ETL Pipeline Optimization: 8x Faster, 40% Cost Savings

The Problem: Decisions Based on Yesterday’s Data

A medallion architecture is a data design pattern that organizes a lakehouse into three progressive layers – Bronze, Silver, and Gold – to incrementally refine data quality from raw ingestion through to business-ready analytics. When a mid-sized client in the pharmaceutical distribution industry approached our team at ScriptsHub Technology, they were struggling with exactly the kind of problem this architecture solves. Their legacy SSIS-based ETL pipeline processed over 50 million transaction records nightly across inventory, orders, shipments, and compliance data. The full pipeline run took eight hours. By the time the operations team arrived each morning, the freshest data available was from the previous afternoon. 

 The consequences were significant. Inventory decisions were reactive because the data was always stale. Compliance reports required manual reconciliation. The finance team’s month-end close stretched to ten days because they could not trust aggregated numbers. Whenever a transformation failed, someone restarted the entire pipeline from scratch, losing another full cycle. This is a textbook case for pipeline modernization – the existing architecture could not scale without fundamental redesign. 

Our Approach: Why We Chose Spark, Delta Lake, and Azure 

Before writing a single line of code, we spent two weeks understanding how the client’s 200+ users actually consumed data.
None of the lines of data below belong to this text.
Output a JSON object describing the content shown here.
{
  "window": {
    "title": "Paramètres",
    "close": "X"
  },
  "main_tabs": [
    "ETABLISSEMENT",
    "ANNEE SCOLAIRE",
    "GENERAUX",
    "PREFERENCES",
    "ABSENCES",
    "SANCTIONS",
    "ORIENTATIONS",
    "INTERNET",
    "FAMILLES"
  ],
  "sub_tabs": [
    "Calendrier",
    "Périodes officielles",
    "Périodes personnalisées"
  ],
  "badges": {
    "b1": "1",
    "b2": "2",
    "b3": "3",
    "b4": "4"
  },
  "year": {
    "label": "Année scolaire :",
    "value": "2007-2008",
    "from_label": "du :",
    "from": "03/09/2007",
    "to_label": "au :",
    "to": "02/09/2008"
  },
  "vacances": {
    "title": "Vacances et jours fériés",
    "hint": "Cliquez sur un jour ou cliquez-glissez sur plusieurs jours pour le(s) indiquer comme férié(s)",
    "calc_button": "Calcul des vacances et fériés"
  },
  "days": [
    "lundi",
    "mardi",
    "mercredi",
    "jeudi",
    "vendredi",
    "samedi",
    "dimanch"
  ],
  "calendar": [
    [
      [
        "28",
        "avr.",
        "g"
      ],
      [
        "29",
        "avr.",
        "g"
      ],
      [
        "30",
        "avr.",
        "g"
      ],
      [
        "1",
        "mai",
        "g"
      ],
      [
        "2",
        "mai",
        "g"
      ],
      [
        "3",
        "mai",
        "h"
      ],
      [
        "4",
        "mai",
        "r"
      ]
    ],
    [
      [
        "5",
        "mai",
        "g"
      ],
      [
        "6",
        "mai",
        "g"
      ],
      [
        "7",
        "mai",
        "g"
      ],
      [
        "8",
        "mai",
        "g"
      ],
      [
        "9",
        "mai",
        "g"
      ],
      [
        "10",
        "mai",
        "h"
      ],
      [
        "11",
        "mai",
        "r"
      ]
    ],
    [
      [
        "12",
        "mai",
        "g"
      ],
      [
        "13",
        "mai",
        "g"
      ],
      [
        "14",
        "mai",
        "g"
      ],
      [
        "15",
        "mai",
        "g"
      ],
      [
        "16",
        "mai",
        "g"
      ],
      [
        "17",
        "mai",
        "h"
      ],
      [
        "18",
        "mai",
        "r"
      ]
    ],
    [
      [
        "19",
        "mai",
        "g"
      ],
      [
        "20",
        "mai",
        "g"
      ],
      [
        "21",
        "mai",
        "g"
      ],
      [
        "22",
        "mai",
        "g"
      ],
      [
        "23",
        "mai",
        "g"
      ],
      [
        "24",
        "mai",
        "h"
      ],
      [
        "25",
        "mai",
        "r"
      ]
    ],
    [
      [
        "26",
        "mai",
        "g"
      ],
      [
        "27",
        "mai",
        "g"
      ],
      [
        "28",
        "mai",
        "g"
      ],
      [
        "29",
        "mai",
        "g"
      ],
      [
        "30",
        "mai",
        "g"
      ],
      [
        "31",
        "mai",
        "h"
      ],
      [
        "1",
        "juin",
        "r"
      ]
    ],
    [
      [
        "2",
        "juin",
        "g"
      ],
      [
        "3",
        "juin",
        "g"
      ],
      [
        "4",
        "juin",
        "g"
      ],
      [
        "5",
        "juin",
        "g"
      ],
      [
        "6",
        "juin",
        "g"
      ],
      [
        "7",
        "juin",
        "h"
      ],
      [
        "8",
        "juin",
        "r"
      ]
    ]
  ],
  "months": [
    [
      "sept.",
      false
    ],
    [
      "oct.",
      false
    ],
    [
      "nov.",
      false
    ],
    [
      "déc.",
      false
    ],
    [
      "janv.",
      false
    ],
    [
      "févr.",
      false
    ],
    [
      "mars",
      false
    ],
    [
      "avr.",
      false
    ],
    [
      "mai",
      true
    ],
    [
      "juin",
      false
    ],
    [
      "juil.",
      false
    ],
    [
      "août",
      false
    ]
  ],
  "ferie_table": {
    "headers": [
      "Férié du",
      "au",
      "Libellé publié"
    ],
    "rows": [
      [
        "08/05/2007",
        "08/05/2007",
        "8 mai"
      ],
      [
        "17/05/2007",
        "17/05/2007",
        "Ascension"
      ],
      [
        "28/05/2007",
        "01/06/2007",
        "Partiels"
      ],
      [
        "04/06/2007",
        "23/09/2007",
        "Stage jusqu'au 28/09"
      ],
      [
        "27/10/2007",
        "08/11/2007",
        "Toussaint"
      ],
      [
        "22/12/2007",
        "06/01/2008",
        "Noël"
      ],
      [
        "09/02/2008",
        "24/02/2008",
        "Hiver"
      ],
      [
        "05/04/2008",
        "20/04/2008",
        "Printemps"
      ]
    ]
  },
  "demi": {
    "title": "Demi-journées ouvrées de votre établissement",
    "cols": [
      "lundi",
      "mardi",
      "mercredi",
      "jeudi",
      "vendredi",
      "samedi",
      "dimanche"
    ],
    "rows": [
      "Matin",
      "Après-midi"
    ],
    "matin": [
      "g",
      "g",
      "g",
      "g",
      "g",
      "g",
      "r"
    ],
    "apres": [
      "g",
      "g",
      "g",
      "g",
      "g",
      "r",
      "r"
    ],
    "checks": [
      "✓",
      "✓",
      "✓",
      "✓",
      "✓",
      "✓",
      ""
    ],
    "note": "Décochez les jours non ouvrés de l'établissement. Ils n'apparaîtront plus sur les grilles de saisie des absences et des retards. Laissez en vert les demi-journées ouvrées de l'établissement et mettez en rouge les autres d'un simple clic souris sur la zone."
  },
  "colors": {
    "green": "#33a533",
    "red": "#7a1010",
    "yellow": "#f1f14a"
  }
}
We audited query logs, interviewed department heads, and mapped every downstream dependency. This diagnostic phase – something many teams skip – shaped every architectural decision that followed.

We selected Apache Spark on Azure Databricks as the compute engine, Delta Lake as the storage layer, and Azure Data Lake Storage Gen2 as the foundation. This wasn’t a default choice – we evaluated Snowflake, Synapse Analytics, and a pure ADF approach before landing here. Three factors made the difference.

First, the client’s existing Microsoft ecosystem (Dynamics 365, Power BI, Azure AD) meant that Azure-native integration eliminated weeks of authentication and networking configuration. Second, Delta Lake’s ACID transaction support solved their biggest operational pain: partial pipeline failures that corrupted downstream tables. Third, Spark’s distributed processing model could handle their data volumes without the per-query pricing model that made Snowflake cost-prohibitive for their always-on analytics use cases.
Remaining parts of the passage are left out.